Hesitantly, but hopefully, I applied to Washington State University – a school I had become interested in after visiting high school friends who studied there. WSU was quieter and smaller than ASU, but still spirited and prepped with the programs I needed to continue achieving my goal of becoming a dentist. As I read my transfer acceptance letter and began to let the reality of my decision set in, I started worrying that people would think I was weak. Couldn’t she have just pushed through? We all have bad years, you know? She could be making a terrible mistake.
Turns out, none of those worries mattered. I fell head over heels in love with WSU, its people, and its opportunities. I began working for the Office of the Provost, joined a dance team, found a leadership role in the local American Cancer Society’s Relay for Life, made new friends, and connected with old ones. I took challenging classes that affirmed my love for medical science as a Zoology major, studied abroad in Guatemala conducting medical mission work, and stumbled upon some amazing nutritional research to conduct for my honors thesis. I learned how to drive in the snow, cheered on our football team in the rain, and updated my wardrobe with crimson and grey. I learned that sometimes planning for rest is just as important as planning for everything else. I learned that I am more of a small town girl than a city girl – an incredibly important thing to figure out about myself before I took on the next steps in my life. Even though I often missed the best parts of ASU (mostly the true friends that stuck by my side through everything), I had finally found a home at WSU. Also, people couldn’t care less about my life. The ones closest to me just wanted me to be happy, and it turns out, that’s all that matters. As difficult of a decision as it was, changing my previously-envisioned path to take on a new adventure at a new school was one of the best decisions I have ever made for my personal and career goals.
Applying for dental schools at the end of my junior year forced me to reflect on my college experience so far. I had faced emotional, physical, and mental challenges each year that changed my life, some for better and some for worse. My struggle with finding appropriate balance was not evident in my undergraduate college applications – at ASU or WSU – but it was all I could think of when defining who I was in my graduate school applications. College was more of a stepping-stone experience in my life than I had ever imagined. Some plans turned out the way I saw them doing so when I was a senior in high school, but most of them had not. Either way, my experiences had shaped who I was, and I was so grateful.

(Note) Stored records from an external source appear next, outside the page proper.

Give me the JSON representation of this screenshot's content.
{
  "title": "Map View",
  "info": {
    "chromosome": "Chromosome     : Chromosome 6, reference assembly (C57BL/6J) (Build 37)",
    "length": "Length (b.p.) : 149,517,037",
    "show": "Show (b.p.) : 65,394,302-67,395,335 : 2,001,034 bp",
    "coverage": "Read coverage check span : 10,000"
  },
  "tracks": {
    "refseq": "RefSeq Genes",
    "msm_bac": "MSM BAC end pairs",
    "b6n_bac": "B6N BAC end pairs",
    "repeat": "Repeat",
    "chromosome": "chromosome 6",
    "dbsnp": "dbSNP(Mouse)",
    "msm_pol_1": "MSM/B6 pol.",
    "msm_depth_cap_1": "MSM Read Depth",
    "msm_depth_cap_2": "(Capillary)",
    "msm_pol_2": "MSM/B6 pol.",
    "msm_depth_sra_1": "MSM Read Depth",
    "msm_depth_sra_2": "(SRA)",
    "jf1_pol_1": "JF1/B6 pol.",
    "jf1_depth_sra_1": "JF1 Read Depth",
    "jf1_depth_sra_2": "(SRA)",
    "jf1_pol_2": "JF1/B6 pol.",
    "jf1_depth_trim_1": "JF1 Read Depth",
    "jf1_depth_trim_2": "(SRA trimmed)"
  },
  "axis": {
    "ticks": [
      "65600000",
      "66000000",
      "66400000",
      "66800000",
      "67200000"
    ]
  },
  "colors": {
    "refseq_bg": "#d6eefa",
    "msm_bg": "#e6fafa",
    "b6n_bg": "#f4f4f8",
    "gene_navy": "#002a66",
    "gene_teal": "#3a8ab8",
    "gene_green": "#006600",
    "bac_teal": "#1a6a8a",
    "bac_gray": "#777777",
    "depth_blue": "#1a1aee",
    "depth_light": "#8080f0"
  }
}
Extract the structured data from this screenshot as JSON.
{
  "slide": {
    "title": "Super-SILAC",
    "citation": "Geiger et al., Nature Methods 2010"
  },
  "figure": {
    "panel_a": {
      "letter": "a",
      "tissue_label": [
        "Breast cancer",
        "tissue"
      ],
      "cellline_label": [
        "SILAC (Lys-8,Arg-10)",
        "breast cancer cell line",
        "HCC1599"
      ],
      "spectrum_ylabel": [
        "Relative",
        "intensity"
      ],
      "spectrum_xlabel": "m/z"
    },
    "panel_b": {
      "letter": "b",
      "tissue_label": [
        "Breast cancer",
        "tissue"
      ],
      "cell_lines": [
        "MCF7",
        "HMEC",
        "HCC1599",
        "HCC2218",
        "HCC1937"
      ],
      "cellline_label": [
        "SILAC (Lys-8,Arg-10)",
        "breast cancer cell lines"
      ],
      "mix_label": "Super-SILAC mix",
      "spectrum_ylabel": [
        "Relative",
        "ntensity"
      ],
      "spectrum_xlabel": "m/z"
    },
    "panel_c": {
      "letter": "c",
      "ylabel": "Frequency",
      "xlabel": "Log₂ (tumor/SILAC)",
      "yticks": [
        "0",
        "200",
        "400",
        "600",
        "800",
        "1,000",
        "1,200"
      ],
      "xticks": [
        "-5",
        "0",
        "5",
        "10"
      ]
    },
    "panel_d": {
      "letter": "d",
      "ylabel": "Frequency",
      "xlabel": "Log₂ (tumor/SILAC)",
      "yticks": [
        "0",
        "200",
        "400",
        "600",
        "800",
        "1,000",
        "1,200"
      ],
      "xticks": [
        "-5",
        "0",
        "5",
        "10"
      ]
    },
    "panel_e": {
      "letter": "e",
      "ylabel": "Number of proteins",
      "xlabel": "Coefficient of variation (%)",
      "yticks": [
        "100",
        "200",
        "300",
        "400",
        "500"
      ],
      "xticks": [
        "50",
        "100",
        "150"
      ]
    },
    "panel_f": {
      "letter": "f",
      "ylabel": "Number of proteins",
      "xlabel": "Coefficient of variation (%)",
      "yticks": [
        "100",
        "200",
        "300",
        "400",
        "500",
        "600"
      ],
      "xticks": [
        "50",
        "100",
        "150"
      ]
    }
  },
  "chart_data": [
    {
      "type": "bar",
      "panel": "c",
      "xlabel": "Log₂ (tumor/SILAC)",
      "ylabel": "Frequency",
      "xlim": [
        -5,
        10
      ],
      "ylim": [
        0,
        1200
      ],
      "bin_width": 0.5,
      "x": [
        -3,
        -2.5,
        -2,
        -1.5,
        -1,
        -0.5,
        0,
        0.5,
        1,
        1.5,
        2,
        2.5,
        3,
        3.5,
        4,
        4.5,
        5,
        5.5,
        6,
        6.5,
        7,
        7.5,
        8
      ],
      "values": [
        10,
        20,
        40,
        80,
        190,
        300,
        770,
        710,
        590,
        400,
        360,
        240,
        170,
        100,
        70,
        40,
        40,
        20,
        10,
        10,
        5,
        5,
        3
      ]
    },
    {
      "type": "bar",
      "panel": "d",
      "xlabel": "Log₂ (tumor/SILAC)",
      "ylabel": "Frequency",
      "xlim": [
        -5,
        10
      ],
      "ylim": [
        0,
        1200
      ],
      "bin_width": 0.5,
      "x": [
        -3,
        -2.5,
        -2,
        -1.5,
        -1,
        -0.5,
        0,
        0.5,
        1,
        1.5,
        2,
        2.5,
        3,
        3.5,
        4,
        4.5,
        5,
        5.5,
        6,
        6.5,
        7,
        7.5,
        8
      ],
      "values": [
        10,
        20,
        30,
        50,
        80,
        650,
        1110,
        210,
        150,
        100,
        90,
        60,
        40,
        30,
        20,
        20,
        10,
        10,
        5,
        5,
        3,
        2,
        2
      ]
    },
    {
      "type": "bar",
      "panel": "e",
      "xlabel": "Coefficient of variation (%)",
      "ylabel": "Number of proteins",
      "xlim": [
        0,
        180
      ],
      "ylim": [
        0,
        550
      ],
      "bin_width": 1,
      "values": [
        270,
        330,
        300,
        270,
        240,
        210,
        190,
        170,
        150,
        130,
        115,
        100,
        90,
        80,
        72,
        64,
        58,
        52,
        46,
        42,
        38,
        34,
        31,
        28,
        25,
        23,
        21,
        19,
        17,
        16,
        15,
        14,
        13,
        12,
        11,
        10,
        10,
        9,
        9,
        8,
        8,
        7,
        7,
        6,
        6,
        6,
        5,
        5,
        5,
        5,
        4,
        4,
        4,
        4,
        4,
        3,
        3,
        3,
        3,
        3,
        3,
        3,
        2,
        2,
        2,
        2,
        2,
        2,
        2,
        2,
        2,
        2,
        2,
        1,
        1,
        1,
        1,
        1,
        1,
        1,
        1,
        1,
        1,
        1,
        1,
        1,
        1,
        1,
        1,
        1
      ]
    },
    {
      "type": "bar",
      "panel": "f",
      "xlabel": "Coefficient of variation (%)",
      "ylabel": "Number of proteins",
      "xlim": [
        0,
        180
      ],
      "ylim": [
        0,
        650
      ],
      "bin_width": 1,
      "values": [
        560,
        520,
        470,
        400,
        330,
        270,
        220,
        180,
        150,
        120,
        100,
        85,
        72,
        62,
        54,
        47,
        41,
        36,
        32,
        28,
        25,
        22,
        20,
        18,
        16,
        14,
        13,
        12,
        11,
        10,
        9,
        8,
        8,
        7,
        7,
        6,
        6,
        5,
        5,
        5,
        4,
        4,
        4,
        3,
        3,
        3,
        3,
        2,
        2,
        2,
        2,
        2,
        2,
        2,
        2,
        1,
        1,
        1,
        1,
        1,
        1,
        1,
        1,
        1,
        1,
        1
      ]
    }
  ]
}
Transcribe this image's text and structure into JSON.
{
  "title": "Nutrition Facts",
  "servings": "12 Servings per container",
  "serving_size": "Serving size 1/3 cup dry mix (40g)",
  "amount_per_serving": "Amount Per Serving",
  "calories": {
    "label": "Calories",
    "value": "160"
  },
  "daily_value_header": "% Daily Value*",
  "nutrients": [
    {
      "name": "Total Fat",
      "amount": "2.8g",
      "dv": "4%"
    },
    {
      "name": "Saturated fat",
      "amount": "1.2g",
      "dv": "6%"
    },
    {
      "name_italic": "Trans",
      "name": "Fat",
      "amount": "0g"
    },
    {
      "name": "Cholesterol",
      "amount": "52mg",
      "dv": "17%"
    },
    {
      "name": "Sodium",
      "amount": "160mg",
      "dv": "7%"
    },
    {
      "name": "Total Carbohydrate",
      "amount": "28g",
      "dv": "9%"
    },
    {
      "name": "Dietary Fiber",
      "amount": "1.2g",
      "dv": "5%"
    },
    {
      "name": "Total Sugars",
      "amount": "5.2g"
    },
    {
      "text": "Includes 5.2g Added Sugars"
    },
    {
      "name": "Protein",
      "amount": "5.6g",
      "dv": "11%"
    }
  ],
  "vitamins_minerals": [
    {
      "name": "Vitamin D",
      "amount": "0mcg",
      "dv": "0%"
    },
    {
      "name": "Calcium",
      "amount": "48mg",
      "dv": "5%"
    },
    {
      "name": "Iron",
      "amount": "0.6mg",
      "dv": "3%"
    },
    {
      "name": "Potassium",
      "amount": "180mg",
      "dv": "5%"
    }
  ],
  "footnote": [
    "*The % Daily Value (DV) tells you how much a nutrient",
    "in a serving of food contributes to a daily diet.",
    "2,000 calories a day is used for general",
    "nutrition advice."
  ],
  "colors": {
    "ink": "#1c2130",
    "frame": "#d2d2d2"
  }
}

Plans change. People change. YOU change. That is the most beautiful part about the college experience! It’s your time to learn, grow, explore, fail, achieve, celebrate, and struggle. Some people follow their current plans down to every detail, but most of them don’t. Some take gap years (during or after their college careers). Some fall in love with other countries or other cities, move, transfer, or travel. Some of my classmates are in their late teens to early twenties, but some of them are older (and some younger). Some people enroll in a 4-year program right out of high school, but lots of people don’t. Some people graduate in 4 years, but some people don’t. Most of you (statistically) will change your major – more than once! I did. Everybody’s path looks different.
I’m still learning and still growing. I’m figuring out what balance means to me, what makes me happiest, and what I want to do with my days. It’s not always easy for a planner like me, but I’ve found excitement in the unknown. The ups and downs of my college experience (and the ups and downs to come) have boosted my confidence in my own path and shown me the world in a whole new light. No plans are certain, but that is OKAY! It’s alright to plan in pencil.